Она все равно ушла, ночью, тайком. Он слышал, как она осторожно собирается посреди ночи, стараясь его не разбудить, и уговаривает Усладу быть потише. Он смотрел в темноту и понимал, что остановить упрямую красивую жену может лишь удар грома или секиры, но ни того ни другого он никогда ей не желал.
После их ухода дом Барсука, по которому еще бродили две стройные тени, внезапно сгорел дотла, а сам он поселился на краю деревни, в высоком доме с резным коньком, где и старел в одиночестве, давая уроки сыновьям достойных людей.

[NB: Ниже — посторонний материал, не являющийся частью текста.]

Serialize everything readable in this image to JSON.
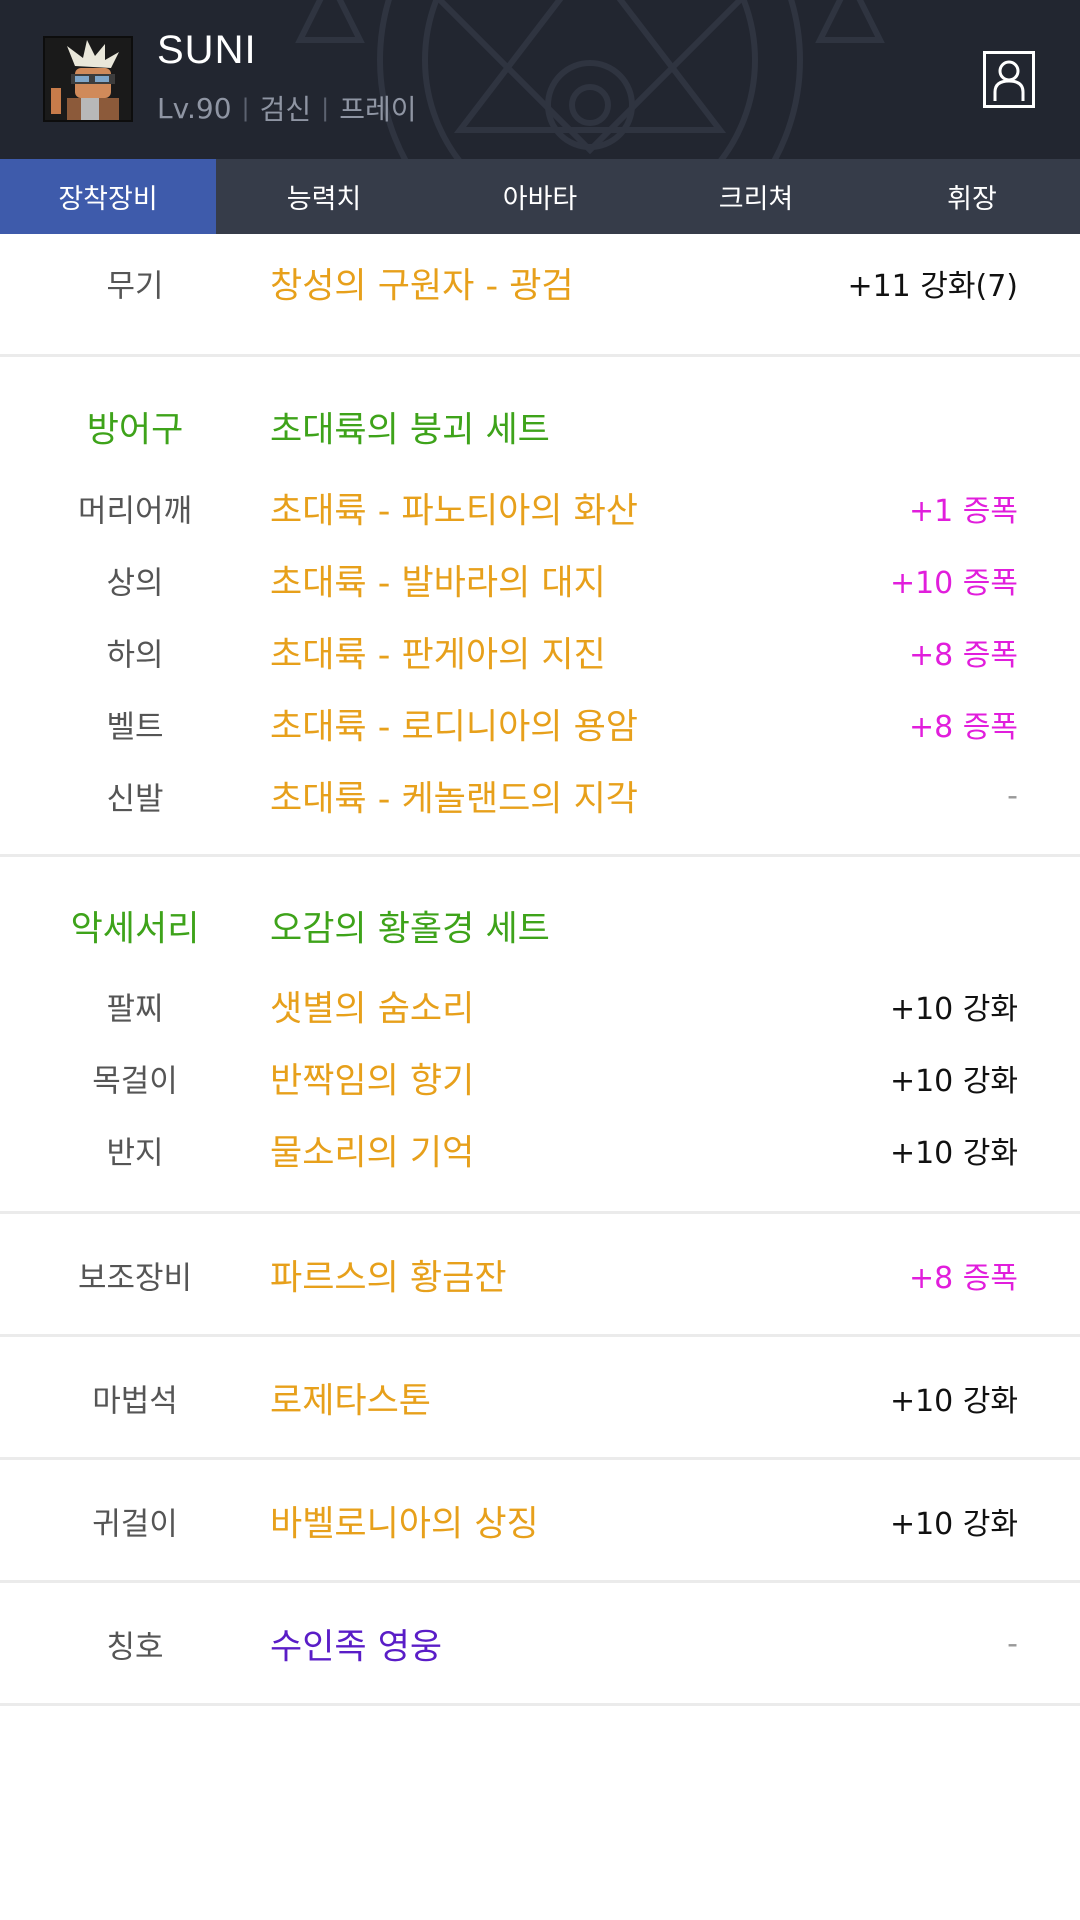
{
  "header": {
    "name": "SUNI",
    "level": "Lv.90",
    "job": "검신",
    "server": "프레이",
    "separator": "|"
  },
  "tabs": [
    {
      "label": "장착장비",
      "active": true
    },
    {
      "label": "능력치",
      "active": false
    },
    {
      "label": "아바타",
      "active": false
    },
    {
      "label": "크리쳐",
      "active": false
    },
    {
      "label": "휘장",
      "active": false
    }
  ],
  "weapon": {
    "label": "무기",
    "item": "창성의 구원자 - 광검",
    "value": "+11 강화(7)"
  },
  "armor": {
    "header": {
      "label": "방어구",
      "item": "초대륙의 붕괴 세트"
    },
    "rows": [
      {
        "label": "머리어깨",
        "item": "초대륙 - 파노티아의 화산",
        "value": "+1 증폭"
      },
      {
        "label": "상의",
        "item": "초대륙 - 발바라의 대지",
        "value": "+10 증폭"
      },
      {
        "label": "하의",
        "item": "초대륙 - 판게아의 지진",
        "value": "+8 증폭"
      },
      {
        "label": "벨트",
        "item": "초대륙 - 로디니아의 용암",
        "value": "+8 증폭"
      },
      {
        "label": "신발",
        "item": "초대륙 - 케놀랜드의 지각",
        "value": "-"
      }
    ]
  },
  "accessory": {
    "header": {
      "label": "악세서리",
      "item": "오감의 황홀경 세트"
    },
    "rows": [
      {
        "label": "팔찌",
        "item": "샛별의 숨소리",
        "value": "+10 강화"
      },
      {
        "label": "목걸이",
        "item": "반짝임의 향기",
        "value": "+10 강화"
      },
      {
        "label": "반지",
        "item": "물소리의 기억",
        "value": "+10 강화"
      }
    ]
  },
  "sub_equip": {
    "label": "보조장비",
    "item": "파르스의 황금잔",
    "value": "+8 증폭"
  },
  "magic_stone": {
    "label": "마법석",
    "item": "로제타스톤",
    "value": "+10 강화"
  },
  "earring": {
    "label": "귀걸이",
    "item": "바벨로니아의 상징",
    "value": "+10 강화"
  },
  "title": {
    "label": "칭호",
    "item": "수인족 영웅",
    "value": "-"
  },
  "colors": {
    "header_bg": "#222630",
    "tab_bg": "#363c49",
    "tab_active": "#3e5bab",
    "item_epic": "#e7a01b",
    "set_green": "#3ea31a",
    "amplify": "#e11edc",
    "title_purple": "#5a1dc7"
  },
  "icons": [
    "character-avatar",
    "profile-icon"
  ]
}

Ухаживала за стариком слабоумная дородная баба по прозвищу Маланья. Ей присматривать за гостьей и поручили.
Лед Ладоней держалась скромно, с челядью была приветлива, принялась по хозяйству помогать. Однажды, когда удивленная баба попыталась отобрать у нее топорик для лучины, брошенное в сердцах лезвие ударило в стену с такой силой, что с тех пор в доме Барсука Ингрид не перечили.

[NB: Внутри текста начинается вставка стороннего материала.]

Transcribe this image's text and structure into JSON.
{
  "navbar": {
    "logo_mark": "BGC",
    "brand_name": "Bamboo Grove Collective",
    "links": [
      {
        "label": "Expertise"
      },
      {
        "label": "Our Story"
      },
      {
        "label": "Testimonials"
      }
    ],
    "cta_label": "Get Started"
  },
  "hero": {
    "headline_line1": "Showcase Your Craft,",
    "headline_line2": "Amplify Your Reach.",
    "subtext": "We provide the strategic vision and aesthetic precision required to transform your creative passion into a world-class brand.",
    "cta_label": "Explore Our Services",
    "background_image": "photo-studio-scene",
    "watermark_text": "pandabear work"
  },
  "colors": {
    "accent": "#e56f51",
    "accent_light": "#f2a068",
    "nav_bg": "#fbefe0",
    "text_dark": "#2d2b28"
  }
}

Часто заходил Ратияр. Хмурившейся Мирославе объяснял, что учит с чужачкой язык норегов – и правда, учил. А потом весь вечер что-то вполголоса рассказывал Льду Ладоней, пока недовольная Маланья не зажигала огоньки в плошках со свиным жиром.
* * *
Так прошли зима и весна. Вестей от отца Ингрид по-прежнему не было, и Барсук посоветовал обратиться к дальней родне Ратмира – ярлу свеев Браги Сигурдсону и позвать его на помощь в будущем путешествии. Тот откликнулся охотно и передал весть, что прибудет как только закончит весенний поход – ближе к середине лета. На общем совете старик призвал подождать родню с севера. Ратияр не возражал.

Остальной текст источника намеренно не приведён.